Certains ont affirmé que la photo n’aurait pas dû remporter le prix, car elle glorifie un acte terroriste et équivaut aux images de décapitation diffusées par le groupe armé État islamique. «Son potentiel en tant qu’image apparaît davantage lié aux usages que certains peuvent en faire qu’à sa forme même, laquelle renvoie à de multiples références sociales, historiques et iconographiques qui excédent l’acte terroriste, souligne Vincent Lavoie dans l’article. Comme toute image, celle-ci ne saurait être subordonnée à une seule lecture.»

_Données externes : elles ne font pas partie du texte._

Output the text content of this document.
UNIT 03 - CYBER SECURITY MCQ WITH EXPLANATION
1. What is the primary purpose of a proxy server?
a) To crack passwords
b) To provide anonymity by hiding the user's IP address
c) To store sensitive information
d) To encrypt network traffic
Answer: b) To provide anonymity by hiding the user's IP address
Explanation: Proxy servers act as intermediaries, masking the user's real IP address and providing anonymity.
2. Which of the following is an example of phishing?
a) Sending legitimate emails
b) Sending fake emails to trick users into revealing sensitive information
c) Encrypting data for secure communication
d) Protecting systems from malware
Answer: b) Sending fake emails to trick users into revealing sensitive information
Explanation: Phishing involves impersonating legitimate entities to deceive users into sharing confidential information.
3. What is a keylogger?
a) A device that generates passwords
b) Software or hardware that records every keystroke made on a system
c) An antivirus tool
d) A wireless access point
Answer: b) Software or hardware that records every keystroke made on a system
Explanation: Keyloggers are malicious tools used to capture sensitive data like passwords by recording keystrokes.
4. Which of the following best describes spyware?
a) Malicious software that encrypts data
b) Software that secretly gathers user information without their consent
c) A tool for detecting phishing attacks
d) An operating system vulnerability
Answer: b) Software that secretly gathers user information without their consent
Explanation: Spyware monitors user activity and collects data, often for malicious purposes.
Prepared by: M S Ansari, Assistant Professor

Selon le professeur, les critères d’attribution du World Press Photo posent toujours problème, car ils ne sont jamais clairement énoncés. «Ce que l’on observe, en revanche, c’est une tendance à valoriser l’éthique du photojournaliste, dit-il. L’esthétique des images est plus rarement invoquée, comme s’il y avait un inconfort à en faire un critère déclaré, surtout lorsque les images en cause montrent des scènes violentes. »

Vincent Lavoie est l’auteur de Photojournalismes. Revoir les canons de l’image de presse (Hazan, 2010). Il publiera en mai prochain L’Affaire Capa. Procès d’une icône  (Textuel).